Bölüm 3471
Bölüm 3471 Yangın Alanı
Alevler bir fırtınaya dönüştü ve Ateş Diyarının en derin yerinde çılgınca yandı, görünüşe göre yaklaşan her şeyi parçaladı, böyle bir sahneyi izlemek korkutucu değildi.
Yangın alanındaki en derin yangın fırtınasının nasıl oluştuğunu kimse bilmiyor, özellikle de orada uzaktan yanan dev bir meşale gibi göründüğü için, meşalesini oraya yapıştıran bir dev olduğu yanılsamasını veriyor.
Tüm yangın alanı sıcak ve yüksek ve bu kadar yüksek sıcaklıklar altında, tüm kırmızı arazi ateş tarafından yeni ızgara yapılmış gibi görünüyor, bu da insanlara sıcak bir his veriyor ve insanların yaklaşmaya cesaret edememesine neden oluyor.
“Bak, bu ne-” Yaklaştığında, birinin keskin gözleri vardı ve uzaktan Ateş Diyarındaki bir tepenin tepesinden yükselen bir ışık sütunu gördü.
Birçok insan bu zamanda gözlerini bu yükselen ışığa dikmişti ve bu zamanda herkes bu ışık sütununun bir platformdan fışkırdığını fark etti.
Bu platform eski görünüyor, uzak bir antik çağdan kalmış gibi görünüyor ve bu platformun rengi ile ateş alanının rengi hiç uyuşmuyor, kızıl toprağın ateş alanında, böyle eski bir platform gökyüzünün dışında bir şeye benziyor ve aniden bir gün buraya iniyor.
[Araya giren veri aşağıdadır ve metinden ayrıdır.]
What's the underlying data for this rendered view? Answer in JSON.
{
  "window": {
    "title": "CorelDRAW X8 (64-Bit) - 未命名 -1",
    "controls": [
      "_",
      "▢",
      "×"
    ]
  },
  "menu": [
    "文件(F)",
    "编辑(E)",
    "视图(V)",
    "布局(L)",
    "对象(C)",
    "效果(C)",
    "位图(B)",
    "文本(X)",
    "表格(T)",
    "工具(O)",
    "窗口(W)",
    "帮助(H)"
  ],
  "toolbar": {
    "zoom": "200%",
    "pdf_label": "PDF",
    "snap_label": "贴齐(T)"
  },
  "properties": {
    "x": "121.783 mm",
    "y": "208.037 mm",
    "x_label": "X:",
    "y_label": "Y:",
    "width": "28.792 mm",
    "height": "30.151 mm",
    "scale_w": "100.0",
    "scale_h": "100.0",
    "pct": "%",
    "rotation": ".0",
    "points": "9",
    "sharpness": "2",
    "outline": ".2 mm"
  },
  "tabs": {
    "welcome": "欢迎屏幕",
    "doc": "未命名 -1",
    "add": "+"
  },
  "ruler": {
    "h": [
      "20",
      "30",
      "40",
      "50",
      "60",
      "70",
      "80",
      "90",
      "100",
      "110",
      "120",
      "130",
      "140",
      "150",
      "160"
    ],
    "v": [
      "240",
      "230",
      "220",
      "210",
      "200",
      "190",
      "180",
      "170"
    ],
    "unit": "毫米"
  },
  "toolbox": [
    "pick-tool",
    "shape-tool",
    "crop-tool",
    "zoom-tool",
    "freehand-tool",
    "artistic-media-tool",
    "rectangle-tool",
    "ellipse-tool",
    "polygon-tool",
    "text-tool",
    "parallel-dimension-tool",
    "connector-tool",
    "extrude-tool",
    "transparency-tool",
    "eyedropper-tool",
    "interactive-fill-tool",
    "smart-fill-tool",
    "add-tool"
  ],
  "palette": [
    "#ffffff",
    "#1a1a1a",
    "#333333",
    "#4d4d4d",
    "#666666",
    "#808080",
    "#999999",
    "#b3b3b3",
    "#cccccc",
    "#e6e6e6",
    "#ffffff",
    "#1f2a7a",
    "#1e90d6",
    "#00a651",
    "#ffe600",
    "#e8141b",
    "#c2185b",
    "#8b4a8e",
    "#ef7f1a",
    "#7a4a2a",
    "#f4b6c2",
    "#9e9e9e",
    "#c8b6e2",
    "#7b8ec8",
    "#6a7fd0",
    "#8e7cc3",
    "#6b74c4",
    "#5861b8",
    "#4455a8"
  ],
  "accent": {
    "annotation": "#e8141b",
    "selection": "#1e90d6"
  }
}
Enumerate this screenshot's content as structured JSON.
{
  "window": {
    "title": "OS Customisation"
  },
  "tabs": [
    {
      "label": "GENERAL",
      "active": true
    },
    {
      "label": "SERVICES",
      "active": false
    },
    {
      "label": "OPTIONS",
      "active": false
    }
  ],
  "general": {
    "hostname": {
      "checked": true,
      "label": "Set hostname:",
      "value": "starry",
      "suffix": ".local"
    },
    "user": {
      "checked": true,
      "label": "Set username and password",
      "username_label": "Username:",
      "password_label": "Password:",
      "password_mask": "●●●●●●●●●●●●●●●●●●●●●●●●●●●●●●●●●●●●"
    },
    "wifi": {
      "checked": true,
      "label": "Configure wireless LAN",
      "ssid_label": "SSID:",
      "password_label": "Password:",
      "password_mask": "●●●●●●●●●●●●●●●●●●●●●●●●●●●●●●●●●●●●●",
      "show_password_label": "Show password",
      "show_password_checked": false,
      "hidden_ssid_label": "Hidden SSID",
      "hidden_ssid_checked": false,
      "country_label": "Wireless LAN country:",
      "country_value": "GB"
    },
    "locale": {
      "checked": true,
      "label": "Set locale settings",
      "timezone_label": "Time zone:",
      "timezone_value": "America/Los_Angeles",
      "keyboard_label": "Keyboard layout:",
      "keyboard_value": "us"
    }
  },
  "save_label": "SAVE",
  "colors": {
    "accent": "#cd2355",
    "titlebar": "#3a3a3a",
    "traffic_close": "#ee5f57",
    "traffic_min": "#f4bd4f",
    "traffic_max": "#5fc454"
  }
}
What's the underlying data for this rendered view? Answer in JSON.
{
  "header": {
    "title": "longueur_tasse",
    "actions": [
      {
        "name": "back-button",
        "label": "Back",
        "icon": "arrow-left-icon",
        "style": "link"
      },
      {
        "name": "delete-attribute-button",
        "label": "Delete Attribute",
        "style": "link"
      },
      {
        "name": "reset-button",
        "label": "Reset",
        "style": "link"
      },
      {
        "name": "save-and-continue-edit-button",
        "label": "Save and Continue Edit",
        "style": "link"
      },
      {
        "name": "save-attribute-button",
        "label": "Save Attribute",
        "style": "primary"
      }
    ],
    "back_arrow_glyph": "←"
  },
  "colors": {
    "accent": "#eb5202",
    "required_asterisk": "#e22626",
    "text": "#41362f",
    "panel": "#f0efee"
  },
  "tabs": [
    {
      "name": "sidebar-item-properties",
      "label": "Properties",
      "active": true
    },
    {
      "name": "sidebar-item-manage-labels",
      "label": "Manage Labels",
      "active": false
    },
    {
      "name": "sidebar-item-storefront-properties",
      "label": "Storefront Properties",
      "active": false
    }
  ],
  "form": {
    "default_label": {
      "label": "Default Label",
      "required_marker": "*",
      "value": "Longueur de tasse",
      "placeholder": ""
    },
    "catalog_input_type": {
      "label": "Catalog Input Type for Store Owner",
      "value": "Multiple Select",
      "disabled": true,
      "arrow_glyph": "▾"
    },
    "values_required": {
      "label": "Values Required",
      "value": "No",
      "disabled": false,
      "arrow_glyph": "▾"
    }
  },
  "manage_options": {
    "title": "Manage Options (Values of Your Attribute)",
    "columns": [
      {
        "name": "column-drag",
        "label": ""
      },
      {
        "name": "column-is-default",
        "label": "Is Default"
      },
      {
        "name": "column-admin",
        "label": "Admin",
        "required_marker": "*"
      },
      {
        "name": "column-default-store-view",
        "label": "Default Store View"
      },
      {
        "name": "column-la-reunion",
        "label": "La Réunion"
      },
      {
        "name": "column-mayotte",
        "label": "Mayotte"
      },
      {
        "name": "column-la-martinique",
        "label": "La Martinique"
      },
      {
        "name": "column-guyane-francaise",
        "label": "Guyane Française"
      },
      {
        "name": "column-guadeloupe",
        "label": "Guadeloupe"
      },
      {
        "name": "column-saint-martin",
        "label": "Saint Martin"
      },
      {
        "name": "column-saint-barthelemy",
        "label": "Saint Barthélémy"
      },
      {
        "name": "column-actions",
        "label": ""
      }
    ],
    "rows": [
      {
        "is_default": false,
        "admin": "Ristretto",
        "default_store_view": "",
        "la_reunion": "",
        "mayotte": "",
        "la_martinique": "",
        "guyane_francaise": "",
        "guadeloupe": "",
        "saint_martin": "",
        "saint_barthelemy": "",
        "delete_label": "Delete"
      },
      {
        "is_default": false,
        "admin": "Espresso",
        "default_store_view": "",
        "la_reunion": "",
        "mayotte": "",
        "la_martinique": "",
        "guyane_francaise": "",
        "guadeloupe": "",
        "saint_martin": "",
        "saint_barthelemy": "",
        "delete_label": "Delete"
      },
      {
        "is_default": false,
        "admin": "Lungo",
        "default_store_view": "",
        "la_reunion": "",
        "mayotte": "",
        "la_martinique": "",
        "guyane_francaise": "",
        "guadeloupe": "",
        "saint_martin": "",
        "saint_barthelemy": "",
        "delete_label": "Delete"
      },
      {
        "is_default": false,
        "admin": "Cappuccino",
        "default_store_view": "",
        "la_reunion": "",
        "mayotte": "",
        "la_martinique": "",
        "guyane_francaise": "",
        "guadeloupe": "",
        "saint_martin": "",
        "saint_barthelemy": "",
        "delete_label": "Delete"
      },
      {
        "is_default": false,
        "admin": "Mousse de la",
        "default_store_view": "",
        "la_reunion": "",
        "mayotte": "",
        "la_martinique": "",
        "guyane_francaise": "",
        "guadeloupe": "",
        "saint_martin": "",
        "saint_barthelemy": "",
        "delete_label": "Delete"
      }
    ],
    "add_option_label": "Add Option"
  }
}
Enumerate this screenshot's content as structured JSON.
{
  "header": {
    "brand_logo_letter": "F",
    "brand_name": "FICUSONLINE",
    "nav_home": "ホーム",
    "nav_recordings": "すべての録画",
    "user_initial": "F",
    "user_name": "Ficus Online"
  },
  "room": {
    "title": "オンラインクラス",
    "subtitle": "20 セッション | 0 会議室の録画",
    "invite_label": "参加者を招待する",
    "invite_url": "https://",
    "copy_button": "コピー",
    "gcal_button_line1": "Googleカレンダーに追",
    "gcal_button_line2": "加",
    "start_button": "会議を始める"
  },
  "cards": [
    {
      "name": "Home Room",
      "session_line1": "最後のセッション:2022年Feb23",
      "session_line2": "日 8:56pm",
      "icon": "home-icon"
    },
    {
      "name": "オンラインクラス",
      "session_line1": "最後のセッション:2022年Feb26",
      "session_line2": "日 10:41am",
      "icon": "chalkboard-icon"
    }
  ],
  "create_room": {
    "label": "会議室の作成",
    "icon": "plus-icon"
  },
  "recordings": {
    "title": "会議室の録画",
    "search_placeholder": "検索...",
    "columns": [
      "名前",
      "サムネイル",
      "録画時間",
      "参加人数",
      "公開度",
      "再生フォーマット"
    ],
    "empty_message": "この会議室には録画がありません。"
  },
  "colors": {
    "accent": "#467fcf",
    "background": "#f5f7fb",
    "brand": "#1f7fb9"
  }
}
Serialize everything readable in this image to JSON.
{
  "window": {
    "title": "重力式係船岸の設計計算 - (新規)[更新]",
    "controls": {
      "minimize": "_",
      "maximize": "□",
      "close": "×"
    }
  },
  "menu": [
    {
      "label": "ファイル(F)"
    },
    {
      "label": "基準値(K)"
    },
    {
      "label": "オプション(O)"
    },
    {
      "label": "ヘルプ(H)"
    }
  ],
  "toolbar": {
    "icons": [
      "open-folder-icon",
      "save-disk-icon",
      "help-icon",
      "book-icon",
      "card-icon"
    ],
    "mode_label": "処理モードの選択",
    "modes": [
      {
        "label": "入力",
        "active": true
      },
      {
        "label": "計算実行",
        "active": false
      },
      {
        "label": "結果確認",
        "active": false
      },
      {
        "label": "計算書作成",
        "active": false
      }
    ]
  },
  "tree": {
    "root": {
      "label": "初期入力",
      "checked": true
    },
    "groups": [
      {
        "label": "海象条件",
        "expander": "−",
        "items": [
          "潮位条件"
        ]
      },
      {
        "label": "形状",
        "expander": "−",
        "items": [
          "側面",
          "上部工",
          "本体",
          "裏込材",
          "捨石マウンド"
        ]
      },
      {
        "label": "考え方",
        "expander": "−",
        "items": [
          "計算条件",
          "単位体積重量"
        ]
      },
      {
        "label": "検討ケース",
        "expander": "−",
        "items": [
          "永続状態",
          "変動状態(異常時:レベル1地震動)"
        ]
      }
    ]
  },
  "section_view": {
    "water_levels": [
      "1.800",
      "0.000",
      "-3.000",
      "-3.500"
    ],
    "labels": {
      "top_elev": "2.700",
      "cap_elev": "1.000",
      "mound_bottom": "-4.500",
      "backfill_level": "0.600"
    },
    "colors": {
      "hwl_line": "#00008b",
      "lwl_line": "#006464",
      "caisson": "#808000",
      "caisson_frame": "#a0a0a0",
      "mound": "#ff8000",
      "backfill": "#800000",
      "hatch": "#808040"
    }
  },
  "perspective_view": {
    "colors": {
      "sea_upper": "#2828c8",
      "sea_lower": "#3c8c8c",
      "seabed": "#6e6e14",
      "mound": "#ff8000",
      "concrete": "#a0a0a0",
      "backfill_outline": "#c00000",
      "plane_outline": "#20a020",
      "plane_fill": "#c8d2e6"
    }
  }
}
Platformda bir portal var ve ışık sanki platformdaki portaldan geçmiş gibi hiç durmadan akıyor, yani başka bir dünyaya yol açabilir.
“Kayıtlara göre, Ateş Diyarında böyle bir platform yok ve şimdi bu platformun portalı Savaş Ölümsüzlerinin İmparatoru’nun hazinesinin girişi olmalı.” Orada bir Büyük Tarikat Atası vardı ve Dao Platformunu uzaktan görüyordu ve ne olduğunu biliyordu.
“Ölümsüzler İmparatoru’nun hazinesinin girişi, Ölümsüzler İmparatoru’nun hazinelerinin dünyanın dört bir yanına yığıldığı söylenebilir mi?” Birisi böyle sözler duyduğunda, yardım edemezler ama düşünürler ve tükürükleri sulanır.
Savaş Ölümsüz İmparatoru’nun hazinesi burada saklı değil, birçok insan bunu anlayabilir, ne de olsa Savaş Ölümsüz İmparatoru kadar güçlü, eylemleri ve eylemleri sıradan insanların kavrayışının ötesinde.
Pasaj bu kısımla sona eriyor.